AT LAST year's Automotive News Europe Congress in Amsterdam, ZF Friedrichshafen Chairman Klaus Bleyer was asked when he thought ZF would become a quoted company. Like other leading German suppliers such as Bosch and Mahle, ZF is owned by a foundation - called Zeppelin Stiftung - which is largely controlled by the town of Friedrichsafen where ZF is based.
Bleyer's reply was that he thought most supplier chief executives who are tied to shareholder views and annual results envied his freedom to think and act long term.
ZF's ambitious plans for growth, and its plans to expand its module and systems capability, show why this freedom is important.
Most analysts say the development of systems and modules is crucial to the future of the supplier industry. Leading suppliers must deliver innovative and cheaper solutions for new vehicles, and save automakers cash and time.

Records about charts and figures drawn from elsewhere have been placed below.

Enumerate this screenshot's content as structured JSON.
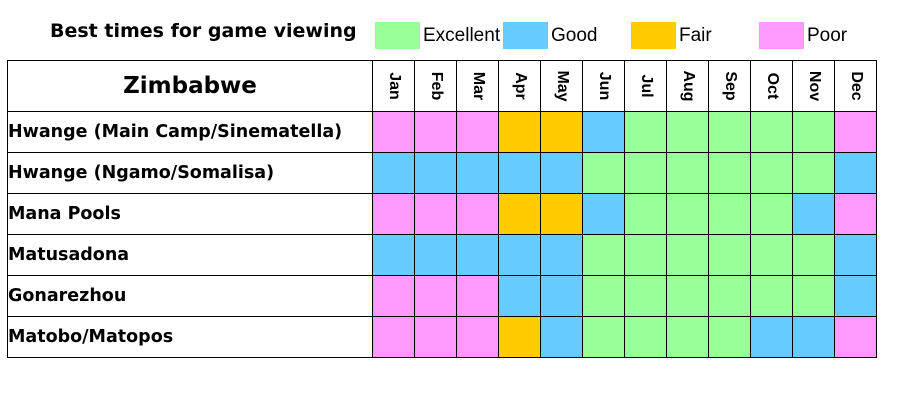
{
  "title": "Best times for game viewing",
  "legend": [
    {
      "label": "Excellent",
      "color": "#99ff99"
    },
    {
      "label": "Good",
      "color": "#66ccff"
    },
    {
      "label": "Fair",
      "color": "#ffcc00"
    },
    {
      "label": "Poor",
      "color": "#ff99ff"
    }
  ],
  "chart_data": {
    "type": "heatmap",
    "region": "Zimbabwe",
    "months": [
      "Jan",
      "Feb",
      "Mar",
      "Apr",
      "May",
      "Jun",
      "Jul",
      "Aug",
      "Sep",
      "Oct",
      "Nov",
      "Dec"
    ],
    "rows": [
      {
        "name": "Hwange (Main Camp/Sinematella)",
        "ratings": [
          "Poor",
          "Poor",
          "Poor",
          "Fair",
          "Fair",
          "Good",
          "Excellent",
          "Excellent",
          "Excellent",
          "Excellent",
          "Excellent",
          "Poor"
        ]
      },
      {
        "name": "Hwange (Ngamo/Somalisa)",
        "ratings": [
          "Good",
          "Good",
          "Good",
          "Good",
          "Good",
          "Excellent",
          "Excellent",
          "Excellent",
          "Excellent",
          "Excellent",
          "Excellent",
          "Good"
        ]
      },
      {
        "name": "Mana Pools",
        "ratings": [
          "Poor",
          "Poor",
          "Poor",
          "Fair",
          "Fair",
          "Good",
          "Excellent",
          "Excellent",
          "Excellent",
          "Excellent",
          "Good",
          "Poor"
        ]
      },
      {
        "name": "Matusadona",
        "ratings": [
          "Good",
          "Good",
          "Good",
          "Good",
          "Good",
          "Excellent",
          "Excellent",
          "Excellent",
          "Excellent",
          "Excellent",
          "Excellent",
          "Good"
        ]
      },
      {
        "name": "Gonarezhou",
        "ratings": [
          "Poor",
          "Poor",
          "Poor",
          "Good",
          "Good",
          "Excellent",
          "Excellent",
          "Excellent",
          "Excellent",
          "Excellent",
          "Excellent",
          "Good"
        ]
      },
      {
        "name": "Matobo/Matopos",
        "ratings": [
          "Poor",
          "Poor",
          "Poor",
          "Fair",
          "Good",
          "Excellent",
          "Excellent",
          "Excellent",
          "Excellent",
          "Good",
          "Good",
          "Poor"
        ]
      }
    ]
  }
}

But while this trend offers suppliers revenue growth, the benefits can take a long time to flow through to profits.
The move to modules requires a big investment for suppliers. They need new development and testing facilities, new production facilities near the assembly plant, and they need to learn new skills to manage Tier 2 suppliers and logistics operations.
And it's a competitive business.
Everyone is trying to win new module business - and become key systems suppliers to future generations of cars. The experience with modules built up by suppliers will be vital if they want to remain competitive in the future.
This means some suppliers are offering big savings to vehicle makers to ensure they are part of key programs - sometimes without even knowing how those savings will be achieved.
And the financial community is showing signs of impatience. Many investors don't see why they should wait for a stock to rise significantly. They want immediate returns on their investments.
All this means supplier chief executives face a dilemma - should they keep results strong in the short run, or invest in the longer-term future of the business?
At ZF, Bosch and Mahle, annual results seem to take second place to the long-term business strategy. They know there is no alternative to long term thinking if they want to thrive well into the next millennium.